Cocoa Beach local Dan Colburn weighs in on what could be a major artificial surf project on his home break.
If you are a Central Florida surfer, you have probably heard the term “Surf Stadium.”
This is the term coined by Cocoa Beach mayor Dave Netterstrom, and a few other proponents, to describe the proposed pier to be constructed in downtown Cocoa Beach. But to call it simply a “pier” is a bit misleading.
When I think “pier,” I think of a wooden, pelican poop covered structure extending out into the ocean, the primary function of which is to allow crusty, salty fisherman closer to their catch or a place to drink beer and talk about fishing … either one. Usually both.
While this “Surf Stadium” will undoubtedly have its fair share of pelican poop, its primary purpose is vastly different.
The construction methodologies are intended to result in wave energy congruent with the old Sebastian Inlet jetty (circa 20th century) and the Newport Jetty on the north side of Newport Harbor (aka “The Wedge”), producing a bouncing wave off the pilings that significantly increases the size and power (that would be “refraction” for you educated types).
Sounds pretty awesome right?
By and large it is. But it’s the intangible byproducts of the project that have many locals, including myself, questioning its merits.
Have you ever found one of those sleepy little towns where most of the residents know each other? There’s that quaint little café downtown that has a chill vibe and the owners know you by name and by order, you can navigate the entire town via bicycle, you know everyone in the lineup at least by face, if not name?
Well, Cocoa Beach is one of those towns. We fly under the radar here. If you ask most anyone from other parts of the world they will know us only by virtue of our favorite son, Kelly Slater. Most don’t know exactly where it is and those that do will be quick to tell you the waves suck in Cocoa Beach. And that’s just fine by me.
I first came here in 1985 with my brother and learned to surf at a spot we called “Driftwood,” because of the beach house there rumored to have been made entirely from driftwood. We ate tacos at a family owned taco joint on the south end of town with terrible salsa and talked with locals at a small, privately run surf shop where the owner was the guy shaping the boards he sold. Cocoa Beach has a rich history and is deeply seeded in east coast surf lore claiming residents and Hall of Famers such as Bob Freeman, Dick Catri, Skip Savage, Claude Codgen, Mike Tableing and of course Mr.

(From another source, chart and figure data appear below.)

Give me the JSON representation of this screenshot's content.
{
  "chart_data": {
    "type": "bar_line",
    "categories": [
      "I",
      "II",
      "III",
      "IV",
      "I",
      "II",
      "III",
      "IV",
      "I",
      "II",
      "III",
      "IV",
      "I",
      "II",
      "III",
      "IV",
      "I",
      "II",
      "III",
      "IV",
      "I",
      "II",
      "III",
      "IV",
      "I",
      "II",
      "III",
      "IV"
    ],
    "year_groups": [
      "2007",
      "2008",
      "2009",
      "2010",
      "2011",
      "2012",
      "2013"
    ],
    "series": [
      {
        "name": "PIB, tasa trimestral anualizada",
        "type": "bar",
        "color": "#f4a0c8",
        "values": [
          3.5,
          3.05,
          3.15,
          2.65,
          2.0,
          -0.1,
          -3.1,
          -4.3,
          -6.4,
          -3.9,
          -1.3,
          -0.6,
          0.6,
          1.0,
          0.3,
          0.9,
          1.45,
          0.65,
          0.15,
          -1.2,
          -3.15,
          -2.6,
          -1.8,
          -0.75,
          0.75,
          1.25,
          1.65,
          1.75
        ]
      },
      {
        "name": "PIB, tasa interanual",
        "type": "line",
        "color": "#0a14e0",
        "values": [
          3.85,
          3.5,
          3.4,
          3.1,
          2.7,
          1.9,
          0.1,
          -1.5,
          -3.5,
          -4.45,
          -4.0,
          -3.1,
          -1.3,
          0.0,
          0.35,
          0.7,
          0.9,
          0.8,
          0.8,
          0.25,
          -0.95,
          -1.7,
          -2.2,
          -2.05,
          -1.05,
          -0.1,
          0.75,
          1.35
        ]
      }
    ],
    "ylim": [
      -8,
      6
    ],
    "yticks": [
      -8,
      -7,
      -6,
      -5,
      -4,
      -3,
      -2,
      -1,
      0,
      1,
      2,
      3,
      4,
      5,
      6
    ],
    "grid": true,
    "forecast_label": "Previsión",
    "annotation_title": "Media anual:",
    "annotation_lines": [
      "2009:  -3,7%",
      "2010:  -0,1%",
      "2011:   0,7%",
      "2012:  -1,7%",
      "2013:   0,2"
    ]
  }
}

Slater.
But all in all it’s a small town not unlike one you might find in rural Nebraska. You drop a “surf stadium” in the middle of town and all of a sudden things get a little hairy when a swell clears the 12-second mark. We get every Jabroni from Orlando and Tampa making their way to our little slice of heaven thinking that because they shelled out $800 for the latest model from Lost they can drop in on us old salts riding our locally crafted Mayos, Neilsons, and O’Hares.
Listen, I’m not entirely against progress; I understand that the town I fell in love with will never remain the same.
However, I suggest we tread with great care here else it be turned into some version of the hell that is southern California.